|Full name||Sergei Semyonovich Urusov|
|Born||3 September 1827|
Prince Sergey Semyonovich Urusov Russian: Сергей Семёнович Урусов (3 August 1827 - 20 November 1897) was a leading 19th century Russian chess player; he was also a self-published amateur mathematician. His brother Dmitry Urusov (1829-1903) was also a strong player.
He was a member of the Russian nobility, holding the title of Prince (Knyaz), and an officer in the Tsarist army. In 1853 he played a few games against Alexander Petrov who was visiting Saint Petersburg; the score is usually given as 3-1 in favour of Petrov (sources vary on this).

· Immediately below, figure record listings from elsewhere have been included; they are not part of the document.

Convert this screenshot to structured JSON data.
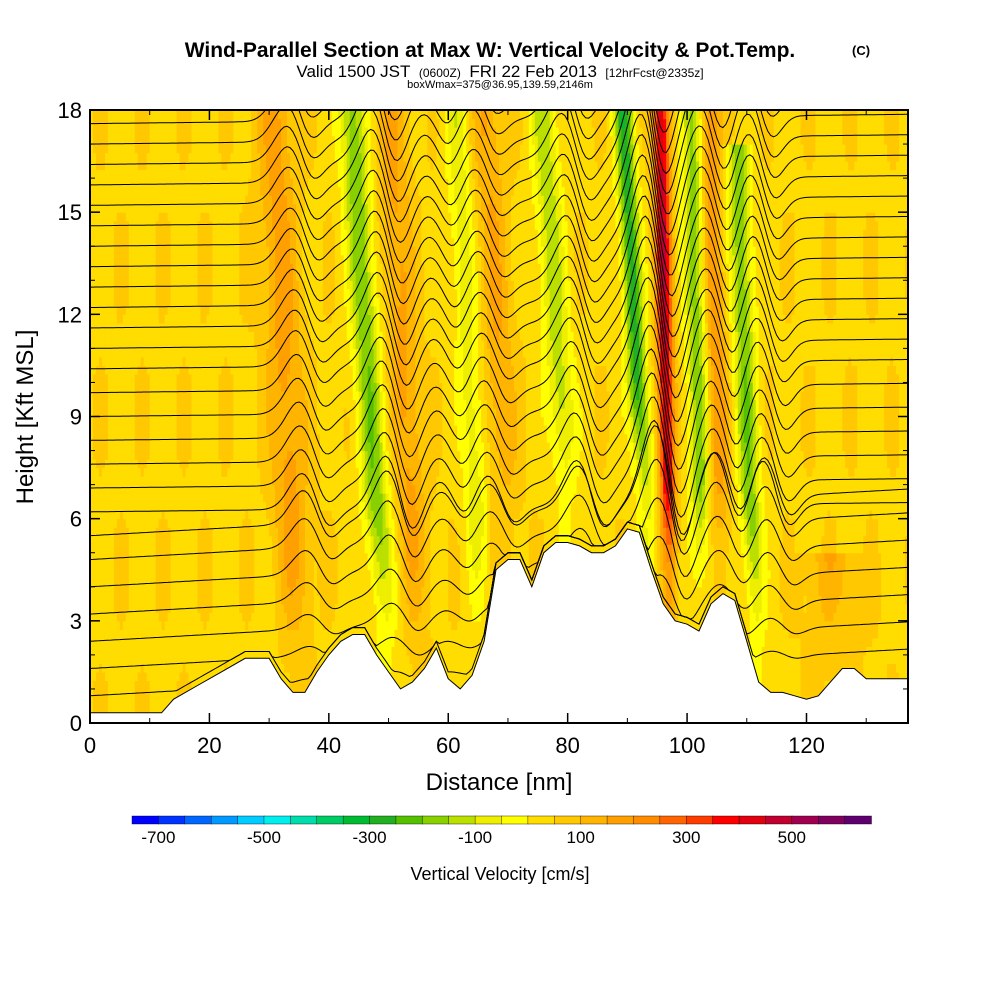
{
  "header": {
    "title": "Wind-Parallel Section at Max W: Vertical Velocity & Pot.Temp.",
    "copyright": "(C)",
    "valid_prefix": "Valid 1500 JST",
    "valid_utc": "(0600Z)",
    "valid_date": "FRI 22 Feb 2013",
    "forecast": "[12hrFcst@2335z]",
    "boxinfo": "boxWmax=375@36.95,139.59,2146m"
  },
  "chart_data": {
    "type": "heatmap",
    "title": "Wind-Parallel Section at Max W: Vertical Velocity & Pot.Temp.",
    "xlabel": "Distance [nm]",
    "ylabel": "Height [Kft MSL]",
    "xlim": [
      0,
      137
    ],
    "ylim": [
      0,
      18
    ],
    "x_ticks": [
      "0",
      "20",
      "40",
      "60",
      "80",
      "100",
      "120"
    ],
    "y_ticks": [
      "0",
      "3",
      "6",
      "9",
      "12",
      "15",
      "18"
    ],
    "colorbar": {
      "title": "Vertical Velocity [cm/s]",
      "tick_labels": [
        "-700",
        "-500",
        "-300",
        "-100",
        "100",
        "300",
        "500"
      ],
      "tick_values": [
        -700,
        -500,
        -300,
        -100,
        100,
        300,
        500
      ],
      "range": [
        -750,
        650
      ],
      "colors": [
        "#0000ff",
        "#0033ff",
        "#0066ff",
        "#0099ff",
        "#00ccff",
        "#00eeee",
        "#00ddaa",
        "#00cc66",
        "#00bb33",
        "#22b022",
        "#55c000",
        "#88d000",
        "#bbe000",
        "#eeee00",
        "#ffff00",
        "#ffdd00",
        "#ffc800",
        "#ffb400",
        "#ffa000",
        "#ff8c00",
        "#ff6400",
        "#ff3c00",
        "#ff0000",
        "#e00010",
        "#c00030",
        "#a00050",
        "#800060",
        "#600070"
      ]
    },
    "terrain_kft": [
      [
        0,
        0.3
      ],
      [
        12,
        0.3
      ],
      [
        14,
        0.7
      ],
      [
        18,
        1.1
      ],
      [
        22,
        1.5
      ],
      [
        26,
        1.9
      ],
      [
        30,
        1.9
      ],
      [
        32,
        1.3
      ],
      [
        34,
        0.9
      ],
      [
        36,
        0.9
      ],
      [
        38,
        1.5
      ],
      [
        40,
        2.0
      ],
      [
        42,
        2.4
      ],
      [
        44,
        2.6
      ],
      [
        46,
        2.6
      ],
      [
        48,
        2.0
      ],
      [
        50,
        1.5
      ],
      [
        52,
        1.0
      ],
      [
        54,
        1.2
      ],
      [
        56,
        1.6
      ],
      [
        58,
        2.2
      ],
      [
        60,
        1.3
      ],
      [
        62,
        1.0
      ],
      [
        64,
        1.4
      ],
      [
        66,
        2.4
      ],
      [
        68,
        4.5
      ],
      [
        70,
        4.8
      ],
      [
        72,
        4.8
      ],
      [
        74,
        4.0
      ],
      [
        76,
        5.0
      ],
      [
        78,
        5.3
      ],
      [
        80,
        5.3
      ],
      [
        82,
        5.2
      ],
      [
        84,
        5.0
      ],
      [
        86,
        5.0
      ],
      [
        88,
        5.2
      ],
      [
        90,
        5.7
      ],
      [
        92,
        5.6
      ],
      [
        94,
        4.5
      ],
      [
        96,
        3.5
      ],
      [
        98,
        3.0
      ],
      [
        100,
        2.9
      ],
      [
        102,
        2.7
      ],
      [
        104,
        3.5
      ],
      [
        106,
        3.8
      ],
      [
        108,
        3.6
      ],
      [
        110,
        2.4
      ],
      [
        112,
        1.2
      ],
      [
        114,
        0.9
      ],
      [
        116,
        0.9
      ],
      [
        118,
        0.8
      ],
      [
        120,
        0.7
      ],
      [
        122,
        0.8
      ],
      [
        124,
        1.2
      ],
      [
        126,
        1.6
      ],
      [
        128,
        1.6
      ],
      [
        130,
        1.3
      ],
      [
        137,
        1.3
      ]
    ],
    "vertical_velocity_features": [
      {
        "x": 33,
        "width": 3.0,
        "amp": 130,
        "top": 18,
        "tilt": 0.25
      },
      {
        "x": 47,
        "width": 2.2,
        "amp": -230,
        "top": 18,
        "tilt": 0.35
      },
      {
        "x": 53,
        "width": 2.5,
        "amp": 120,
        "top": 18,
        "tilt": 0.3
      },
      {
        "x": 64,
        "width": 2.0,
        "amp": -120,
        "top": 18,
        "tilt": 0.3
      },
      {
        "x": 69,
        "width": 2.5,
        "amp": 110,
        "top": 18,
        "tilt": 0.3
      },
      {
        "x": 79,
        "width": 2.2,
        "amp": -170,
        "top": 18,
        "tilt": 0.35
      },
      {
        "x": 92,
        "width": 1.6,
        "amp": -320,
        "top": 18,
        "tilt": 0.3
      },
      {
        "x": 96.5,
        "width": 1.3,
        "amp": 420,
        "top": 18,
        "tilt": 0.1
      },
      {
        "x": 102,
        "width": 1.8,
        "amp": -220,
        "top": 18,
        "tilt": 0.15
      },
      {
        "x": 105,
        "width": 1.8,
        "amp": 160,
        "top": 18,
        "tilt": 0.15
      },
      {
        "x": 110,
        "width": 1.8,
        "amp": -230,
        "top": 17,
        "tilt": 0.2
      },
      {
        "x": 125,
        "width": 5.0,
        "amp": 110,
        "top": 5,
        "tilt": 0.0
      }
    ],
    "theta_isentropes_kft": [
      0.8,
      1.6,
      2.4,
      3.2,
      4.0,
      4.8,
      5.5,
      6.2,
      6.9,
      7.6,
      8.3,
      9.0,
      9.7,
      10.4,
      11.0,
      11.6,
      12.2,
      12.8,
      13.4,
      14.0,
      14.6,
      15.2,
      15.8,
      16.4,
      17.0,
      17.6,
      18.2
    ],
    "wave_crests": [
      {
        "x": 35,
        "amp": 1.1
      },
      {
        "x": 49,
        "amp": 1.6
      },
      {
        "x": 58,
        "amp": 0.8
      },
      {
        "x": 66,
        "amp": 1.0
      },
      {
        "x": 81,
        "amp": 1.4
      },
      {
        "x": 94,
        "amp": 2.6
      },
      {
        "x": 104,
        "amp": 1.6
      },
      {
        "x": 112,
        "amp": 1.4
      }
    ]
  }
}
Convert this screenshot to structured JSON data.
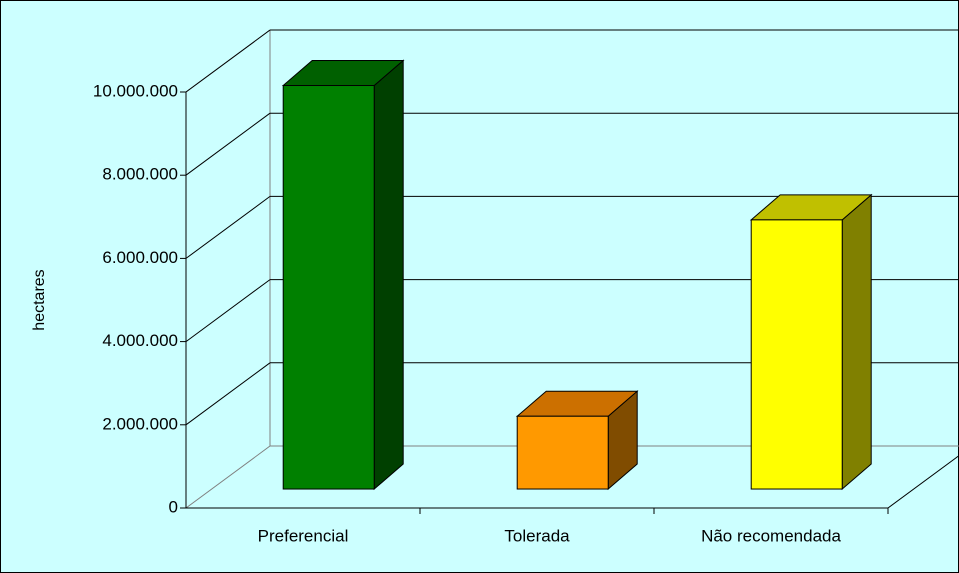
{
  "chart_data": {
    "type": "bar3d",
    "y_label": "hectares",
    "categories": [
      "Preferencial",
      "Tolerada",
      "Não recomendada"
    ],
    "values": [
      9700000,
      1750000,
      6470000
    ],
    "colors": [
      "#008000",
      "#ff9900",
      "#ffff00"
    ],
    "top_colors": [
      "#006000",
      "#cc7000",
      "#c0c000"
    ],
    "side_colors": [
      "#004000",
      "#804c00",
      "#808000"
    ],
    "background": "#ccffff",
    "ylim": [
      0,
      10000000
    ],
    "yticks": [
      0,
      {
        "value": 2000000,
        "label": "2.000.000"
      },
      {
        "value": 4000000,
        "label": "4.000.000"
      },
      {
        "value": 6000000,
        "label": "6.000.000"
      },
      {
        "value": 8000000,
        "label": "8.000.000"
      },
      {
        "value": 10000000,
        "label": "10.000.000"
      }
    ],
    "grid": true
  }
}
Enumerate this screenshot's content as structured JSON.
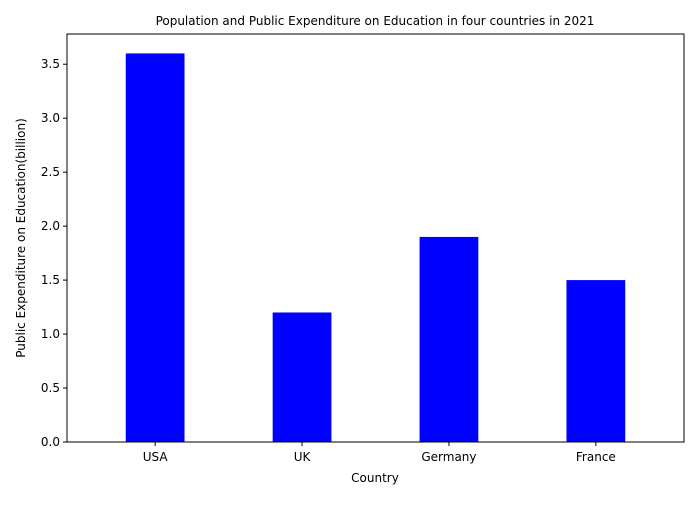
{
  "chart_data": {
    "type": "bar",
    "title": "Population and Public Expenditure on Education in four countries in 2021",
    "xlabel": "Country",
    "ylabel": "Public Expenditure on Education(billion)",
    "categories": [
      "USA",
      "UK",
      "Germany",
      "France"
    ],
    "values": [
      3.6,
      1.2,
      1.9,
      1.5
    ],
    "ylim": [
      0,
      3.78
    ],
    "yticks": [
      "0.0",
      "0.5",
      "1.0",
      "1.5",
      "2.0",
      "2.5",
      "3.0",
      "3.5"
    ],
    "bar_color": "#0000ff",
    "grid": false,
    "legend": "none"
  }
}
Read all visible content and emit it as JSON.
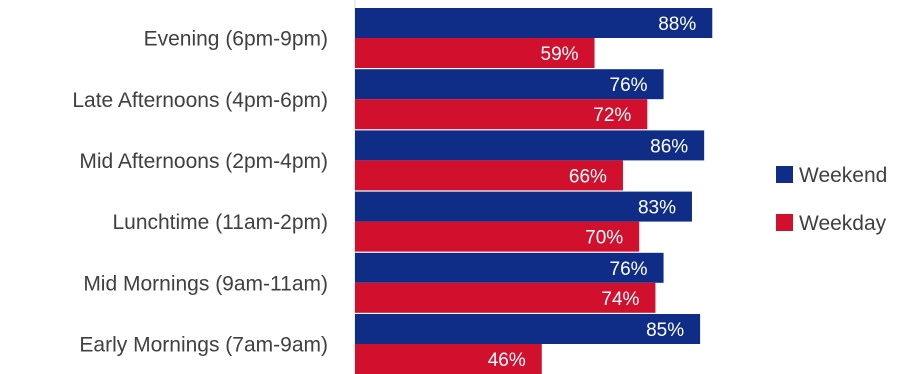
{
  "chart_data": {
    "type": "bar",
    "orientation": "horizontal",
    "categories": [
      "Evening (6pm-9pm)",
      "Late Afternoons (4pm-6pm)",
      "Mid Afternoons (2pm-4pm)",
      "Lunchtime (11am-2pm)",
      "Mid Mornings (9am-11am)",
      "Early Mornings (7am-9am)"
    ],
    "series": [
      {
        "name": "Weekend",
        "color": "#0f2d87",
        "values": [
          88,
          76,
          86,
          83,
          76,
          85
        ],
        "labels": [
          "88%",
          "76%",
          "86%",
          "83%",
          "76%",
          "85%"
        ]
      },
      {
        "name": "Weekday",
        "color": "#d0102c",
        "values": [
          59,
          72,
          66,
          70,
          74,
          46
        ],
        "labels": [
          "59%",
          "72%",
          "66%",
          "70%",
          "74%",
          "46%"
        ]
      }
    ],
    "value_unit": "%",
    "xlim": [
      0,
      100
    ],
    "grid": false,
    "legend_position": "right",
    "title": "",
    "xlabel": "",
    "ylabel": ""
  }
}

The same year he won a match against Ilya Shumov by 4-3, and again in 1854 by a score of 12-9. Also in 1854, he drew a match against Carl von Jaenisch by a score of 2-2.
He fought in the Crimean War in 1854-55, and was awarded the Order of Saint George for bravery during the Siege of Sevastopol. During the war he met Leo Tolstoy; the two became long term friends, exchanging frequent correspondence. They later fell out after Tolstoy left the Russian Orthodox Church.
Following the Crimean War, he left the army and devoted himself to chess. There were few organised tournaments at the time, so his chess activity consisted primarily of individual matches. He was considered the second strongest Russian player after Petrov, who beat him again in 1859 by a score of +13 -7 =1; the same year he won matches against Shumov and Viktor Mikhailov. He drew a match against the Austrian Ignatz Kolisch in 1862, who was one of the strongest players in the world at the time, and defeated the strong German player Philipp Hirschfeld in 1866.
In 1878 he retired from chess and bequeathed his valuable collection of chess books to Ilya Tolstoy.
The Urusov Gambit in the Bishop's Opening (1.e4 e5 2.Bc4 Nf6 3.d4 exd4 4.Nf3) is named after him.